Mais que pourrait signifier le bonheur pour les Chinois « moyens » ? Nombre d’entre eux s’avisent de le rechercher dans une série de négations : rejet de l’autoritarisme, dénonciation de la corruption et critique ouverte de l’arrogance des riches et des puissants ; refus du travail exténuant et expression de griefs innombrables et de plus en plus tonitruants à l’égard des salaires ridicules, des logements exigus et des moyens de transport bondés, des expulsions violentes et des destructions d’habitations ; mépris croissant pour l’unique consolation de leur misère qui soit disponible : la camelote et la pacotille vendues partout, dont les tristes représentations envahissent l’espace public. De toute évidence, en Chine comme ailleurs, l’abondance de marchandises et la facticité des relations sociales qu’implique le développement d’une société basée sur la concurrence de tous contre tous ne fait pas que des heureux. Nonobstant les horreurs de la dictature maoïste, certains en sont même à regretter un passé fantasmatique où la pauvreté du plus grand nombre était à leurs yeux un gage d’égalité entre tous. De tels regrets en disent long sur les frustrations aujourd’hui ressenties.

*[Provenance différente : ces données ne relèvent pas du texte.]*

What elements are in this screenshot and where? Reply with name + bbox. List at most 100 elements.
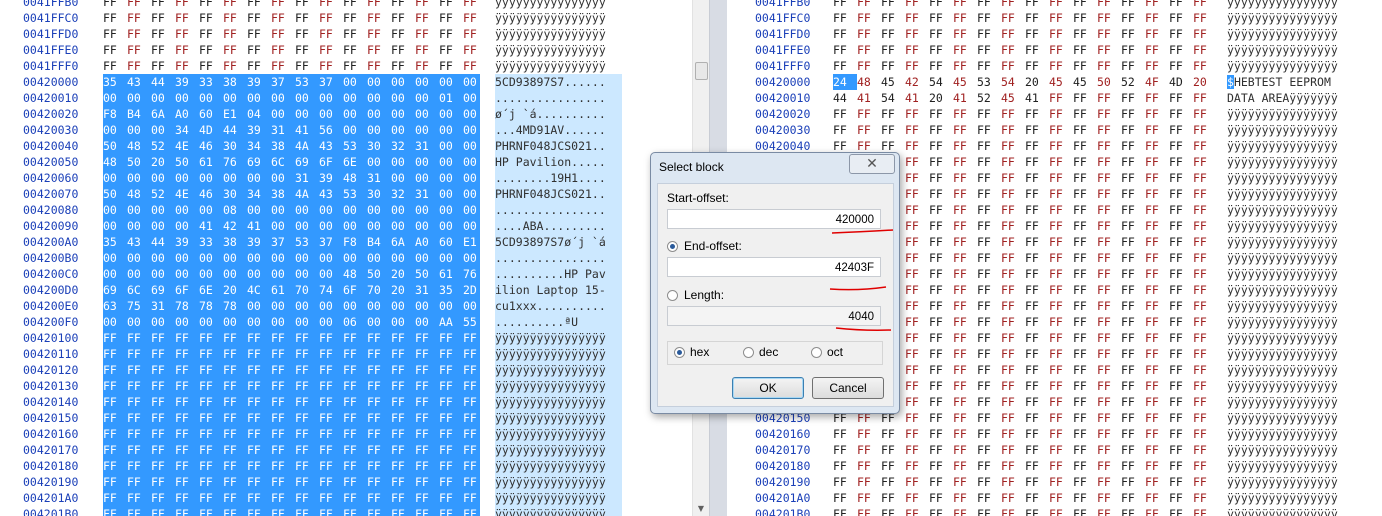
- hex-byte[interactable]: FF: [247, 394, 271, 410]
- hex-byte[interactable]: FF: [1121, 298, 1145, 314]
- hex-byte[interactable]: FF: [391, 362, 415, 378]
- hex-byte[interactable]: FF: [1073, 426, 1097, 442]
- hex-byte[interactable]: FF: [391, 394, 415, 410]
- hex-byte[interactable]: FF: [881, 122, 905, 138]
- hex-byte[interactable]: FF: [1097, 474, 1121, 490]
- ascii-text[interactable]: ÿÿÿÿÿÿÿÿÿÿÿÿÿÿÿÿ: [495, 362, 622, 378]
- ascii-text[interactable]: ÿÿÿÿÿÿÿÿÿÿÿÿÿÿÿÿ: [1227, 474, 1377, 490]
- ascii-text[interactable]: ÿÿÿÿÿÿÿÿÿÿÿÿÿÿÿÿ: [1227, 506, 1377, 516]
- hex-bytes[interactable]: 35 43 44 39 33 38 39 37 53 37 F8 B4 6A A0 60 E1: [103, 234, 480, 250]
- hex-byte[interactable]: 00: [415, 298, 439, 314]
- hex-byte[interactable]: FF: [1025, 266, 1049, 282]
- hex-byte[interactable]: FF: [319, 10, 343, 26]
- hex-byte[interactable]: FF: [1121, 90, 1145, 106]
- hex-byte[interactable]: 4A: [295, 138, 319, 154]
- hex-byte[interactable]: FF: [295, 58, 319, 74]
- hex-byte[interactable]: 00: [199, 202, 223, 218]
- hex-byte[interactable]: FF: [929, 442, 953, 458]
- ascii-text[interactable]: ÿÿÿÿÿÿÿÿÿÿÿÿÿÿÿÿ: [495, 0, 622, 10]
- hex-byte[interactable]: 70: [367, 282, 391, 298]
- scroll-down-arrow-icon[interactable]: ▼: [693, 502, 709, 516]
- hex-byte[interactable]: 00: [319, 298, 343, 314]
- close-icon[interactable]: ✕: [849, 154, 895, 174]
- hex-byte[interactable]: FF: [103, 10, 127, 26]
- hex-byte[interactable]: 24: [833, 74, 857, 90]
- hex-byte[interactable]: FF: [1049, 42, 1073, 58]
- hex-byte[interactable]: FF: [1049, 426, 1073, 442]
- hex-byte[interactable]: FF: [833, 10, 857, 26]
- hex-byte[interactable]: FF: [1097, 506, 1121, 516]
- hex-byte[interactable]: FF: [1025, 410, 1049, 426]
- hex-byte[interactable]: 00: [295, 106, 319, 122]
- hex-bytes[interactable]: 00 00 00 00 00 00 00 00 31 39 48 31 00 00 00 00: [103, 170, 480, 186]
- hex-byte[interactable]: 4A: [295, 186, 319, 202]
- hex-byte[interactable]: 6F: [343, 282, 367, 298]
- hex-byte[interactable]: FF: [1097, 298, 1121, 314]
- hex-byte[interactable]: FF: [223, 474, 247, 490]
- hex-byte[interactable]: FF: [463, 394, 487, 410]
- hex-byte[interactable]: FF: [1145, 378, 1169, 394]
- hex-byte[interactable]: 20: [1193, 74, 1217, 90]
- hex-byte[interactable]: 30: [223, 138, 247, 154]
- ascii-text[interactable]: ÿÿÿÿÿÿÿÿÿÿÿÿÿÿÿÿ: [1227, 394, 1377, 410]
- hex-byte[interactable]: 00: [151, 314, 175, 330]
- hex-byte[interactable]: FF: [1001, 42, 1025, 58]
- hex-byte[interactable]: 00: [463, 218, 487, 234]
- hex-byte[interactable]: 30: [367, 186, 391, 202]
- hex-byte[interactable]: FF: [929, 378, 953, 394]
- hex-byte[interactable]: F8: [103, 106, 127, 122]
- hex-byte[interactable]: FF: [905, 426, 929, 442]
- hex-byte[interactable]: FF: [463, 426, 487, 442]
- hex-byte[interactable]: 78: [199, 298, 223, 314]
- hex-bytes[interactable]: FFFFFFFFFFFFFFFFFFFFFFFFFFFFFFFF: [833, 0, 1215, 10]
- hex-byte[interactable]: FF: [1097, 282, 1121, 298]
- hex-byte[interactable]: FF: [463, 362, 487, 378]
- hex-byte[interactable]: 31: [295, 170, 319, 186]
- hex-byte[interactable]: FF: [199, 42, 223, 58]
- hex-byte[interactable]: 33: [199, 234, 223, 250]
- length-radio[interactable]: [667, 290, 678, 301]
- hex-byte[interactable]: 55: [463, 314, 487, 330]
- hex-byte[interactable]: FF: [929, 458, 953, 474]
- hex-byte[interactable]: FF: [953, 234, 977, 250]
- hex-byte[interactable]: FF: [1193, 58, 1217, 74]
- hex-byte[interactable]: FF: [367, 0, 391, 10]
- hex-byte[interactable]: FF: [1049, 26, 1073, 42]
- hex-byte[interactable]: FF: [1193, 378, 1217, 394]
- ascii-text[interactable]: ÿÿÿÿÿÿÿÿÿÿÿÿÿÿÿÿ: [1227, 202, 1377, 218]
- ascii-text[interactable]: ÿÿÿÿÿÿÿÿÿÿÿÿÿÿÿÿ: [1227, 442, 1377, 458]
- hex-byte[interactable]: 00: [367, 106, 391, 122]
- hex-byte[interactable]: 00: [175, 90, 199, 106]
- hex-byte[interactable]: 00: [367, 90, 391, 106]
- hex-byte[interactable]: FF: [905, 346, 929, 362]
- hex-byte[interactable]: FF: [151, 330, 175, 346]
- hex-bytes[interactable]: 00 00 00 00 00 08 00 00 00 00 00 00 00 00 00 00: [103, 202, 480, 218]
- hex-byte[interactable]: FF: [1121, 0, 1145, 10]
- hex-byte[interactable]: FF: [1073, 362, 1097, 378]
- hex-byte[interactable]: FF: [247, 346, 271, 362]
- hex-byte[interactable]: FF: [905, 26, 929, 42]
- hex-bytes[interactable]: 00 00 00 00 41 42 41 00 00 00 00 00 00 00 00 00: [103, 218, 480, 234]
- hex-byte[interactable]: 00: [175, 266, 199, 282]
- hex-byte[interactable]: FF: [1193, 410, 1217, 426]
- hex-byte[interactable]: FF: [319, 506, 343, 516]
- hex-byte[interactable]: FF: [1169, 442, 1193, 458]
- ascii-text[interactable]: ÿÿÿÿÿÿÿÿÿÿÿÿÿÿÿÿ: [1227, 458, 1377, 474]
- hex-byte[interactable]: 39: [319, 170, 343, 186]
- hex-byte[interactable]: FF: [1073, 170, 1097, 186]
- hex-byte[interactable]: 31: [271, 122, 295, 138]
- hex-byte[interactable]: FF: [439, 378, 463, 394]
- hex-byte[interactable]: 6E: [343, 154, 367, 170]
- ascii-text[interactable]: ÿÿÿÿÿÿÿÿÿÿÿÿÿÿÿÿ: [495, 378, 622, 394]
- hex-byte[interactable]: FF: [319, 378, 343, 394]
- hex-byte[interactable]: FF: [857, 506, 881, 516]
- hex-byte[interactable]: FF: [1145, 90, 1169, 106]
- hex-byte[interactable]: 6F: [319, 154, 343, 170]
- hex-byte[interactable]: 38: [223, 74, 247, 90]
- hex-byte[interactable]: FF: [199, 410, 223, 426]
- hex-byte[interactable]: 00: [463, 122, 487, 138]
- hex-byte[interactable]: FF: [1169, 42, 1193, 58]
- hex-byte[interactable]: FF: [1073, 458, 1097, 474]
- hex-byte[interactable]: FF: [151, 362, 175, 378]
- hex-byte[interactable]: FF: [175, 346, 199, 362]
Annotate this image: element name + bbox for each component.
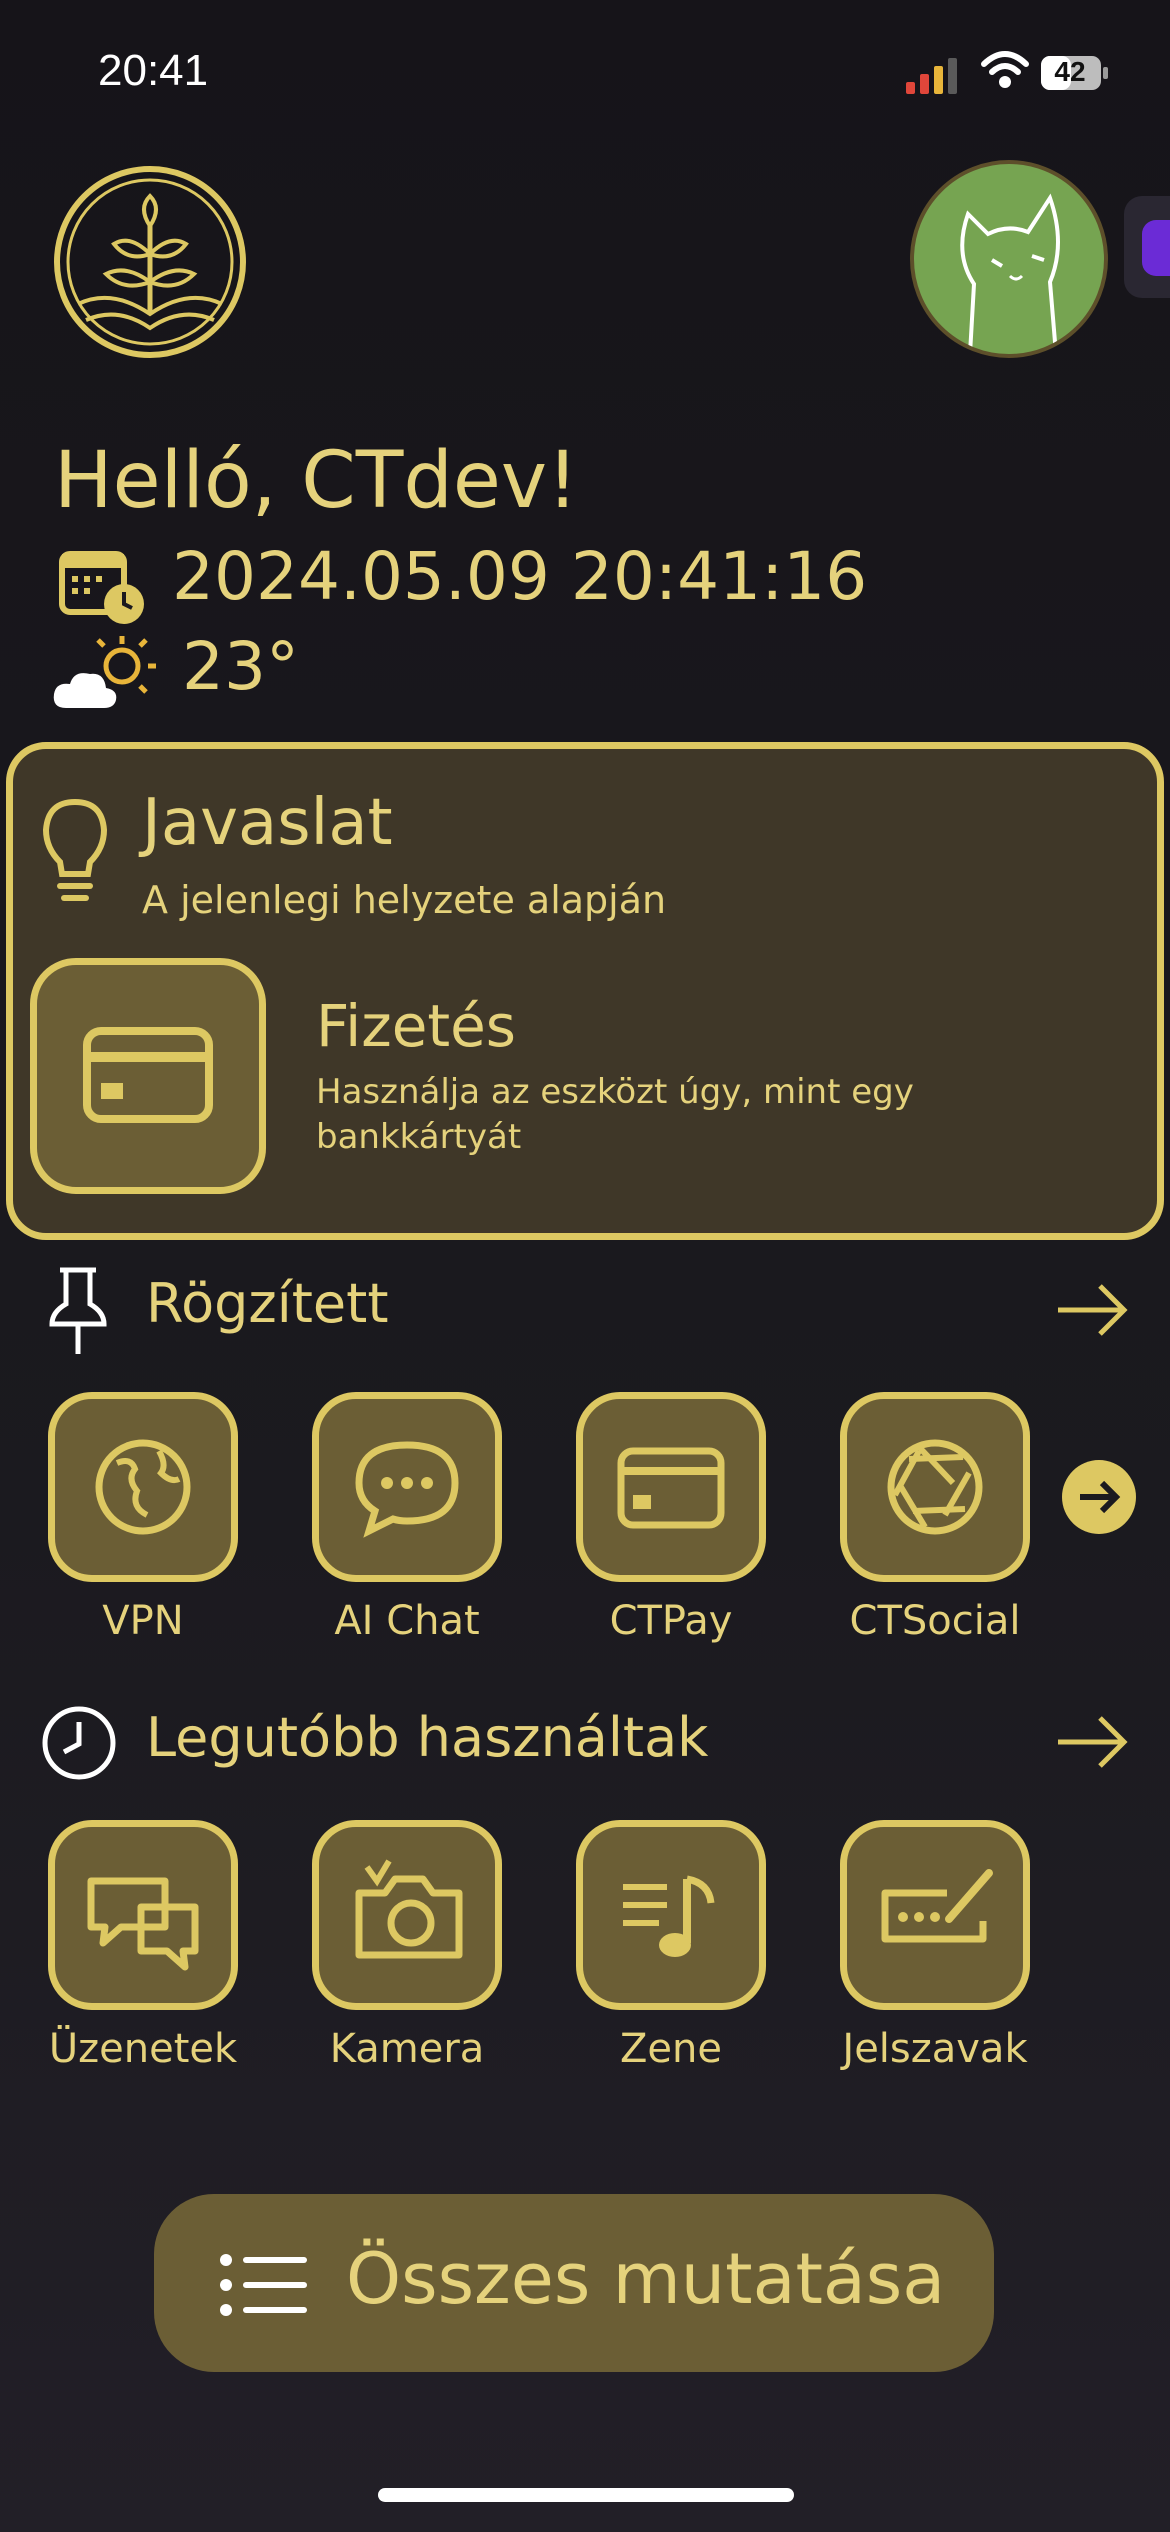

Si le bonheur reste « une idée neuve » sur la terre entière, le monde a cependant vu naître depuis la révolution industrielle quelques utopies fécondes qui ont même connu des ébauches de réalisation comme en Espagne en 1936, en France en 1968 ou au Chiapas en 1994. Il est difficile d’imaginer le monde que construiront les Chinois le jour où, lassés du joug des bureaucrates affairistes grimés en capitaines d’industrie modernes, ils se décideront à prendre leurs affaires en main. On peut cependant imaginer aisément que cela n’aura rien à voir avec la félicité en « plastoc » que vendent aujourd’hui les spin doctors du post-maoïsme pour tenter de sauver les meubles branlants du Parti. Car ce jour-là, la notion même du bonheur aura été redéfinie et le bonheur lui-même aura alors changé de camp.